Today one of Canada's greatest citizens passed away at the age of 83. He was most famous as the co-host of the ground-breaking CBC-TV program This Hour Has Seven Days, but he was much more than that. A journalist, a teacher, a high-school principal, the first openly gay member of the Canadian Senate, and one of the few broadcasters in the history of the CBC ever to be fired (along with his co-host, Patrick Watson), Mr. LaPierre infuriated his bosses at the CBC and simultaneously won the hearts of the Canadian public from coast to coast to coast.

This Hour made television history, and not only in Canada. Its influence spread around the world, and it served as the model for television journalism worldwide. Its most obvious descendant, in American terms, was 60 Minutes, which although nowhere near as sharp and confrontational, in its own sphere also pushed the envelope. Laurier (one cannot help but call him by his first name, he had that kind of relationship with his audience -- one of intimacy, of empathy, and of absolute fearlessness when dealing with powerful politicians.

In one of his most famous and provocative interviews, with the mother of Stephen Truscott, who was found guilty of the rape and murder of his classmate and sentenced to be hanged -- at the age of 14. A year later, Truscott's sentence was commuted to life imprisonment. In 2001, Truscott filed for a judicial review of his conviction. In 2007, after examining more than 250 pieces of evidence, the Ontario Court of Appeal declared his conviction a miscarriage of justice, and acquitted Truscott of the murder. During the interview with Truscott's mother, Laurier was seen to shed a tear, and this perhaps more than any other action sealed Laurier's fate with the CBC.

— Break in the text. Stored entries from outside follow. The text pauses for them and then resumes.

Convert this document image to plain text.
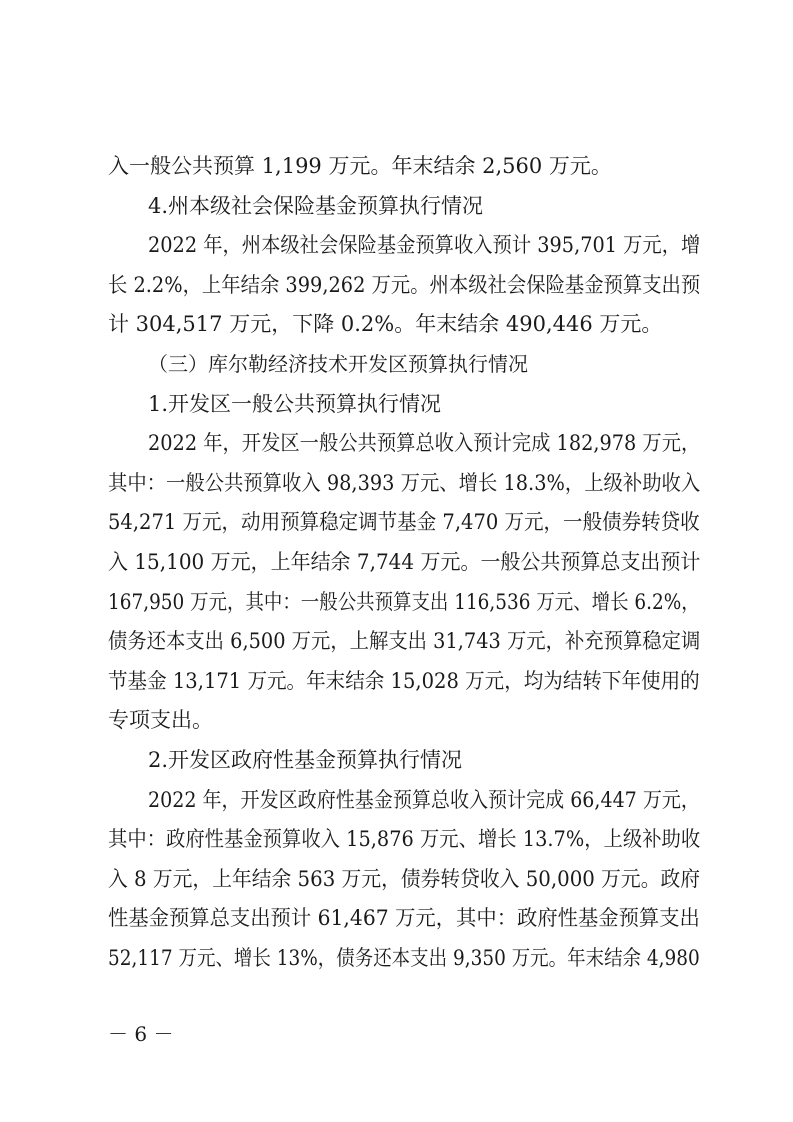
入一般公共预算 1,199 万元。年末结余 2,560 万元。
4.州本级社会保险基金预算执行情况
2022 年，州本级社会保险基金预算收入预计 395,701 万元，增
长 2.2%，上年结余 399,262 万元。州本级社会保险基金预算支出预
计 304,517 万元，下降 0.2%。年末结余 490,446 万元。
（三）库尔勒经济技术开发区预算执行情况
1.开发区一般公共预算执行情况
2022 年，开发区一般公共预算总收入预计完成 182,978 万元，
其中：一般公共预算收入 98,393 万元、增长 18.3%，上级补助收入
54,271 万元，动用预算稳定调节基金 7,470 万元，一般债券转贷收
入 15,100 万元，上年结余 7,744 万元。一般公共预算总支出预计
167,950 万元，其中：一般公共预算支出 116,536 万元、增长 6.2%，
债务还本支出 6,500 万元，上解支出 31,743 万元，补充预算稳定调
节基金 13,171 万元。年末结余 15,028 万元，均为结转下年使用的
专项支出。
2.开发区政府性基金预算执行情况
2022 年，开发区政府性基金预算总收入预计完成 66,447 万元，
其中：政府性基金预算收入 15,876 万元、增长 13.7%，上级补助收
入 8 万元，上年结余 563 万元，债券转贷收入 50,000 万元。政府
性基金预算总支出预计 61,467 万元，其中：政府性基金预算支出
52,117 万元、增长 13%，债务还本支出 9,350 万元。年末结余 4,980
－ 6 －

He so enraged CBC executives at the time that they not only fired Laurier and co-host Patrick Watson, but they also cancelled the show itself, as if determined to eradicate all traces not only of LaPierre and Watson, but of the program itself. This action inspired a nationwide protest the likes of which neither CBC nor Canada at large had ever seen.

Since then, a number of documentaries and books have been published describing the program, its influence and its wars. In its wake have come a number of vaguely similar shows (CBC's The Fifth Estate and Marketplace, CTV's W5, and others), but none have had the same impact as This Hour. It galvanized the nation, and no other journalistic program has ever gathered more viewers. It was almost as if it were a National Hockey League broadcast. Millions of Canadians gathered around the tube once a week, with a palpable aura of excitement.

As a Senator, Laurier continued in his fearless ways. He was a joy to behold, and he will never be forgotten -- even, and perhaps especially by, his enemies. He will be missed by a grateful nation.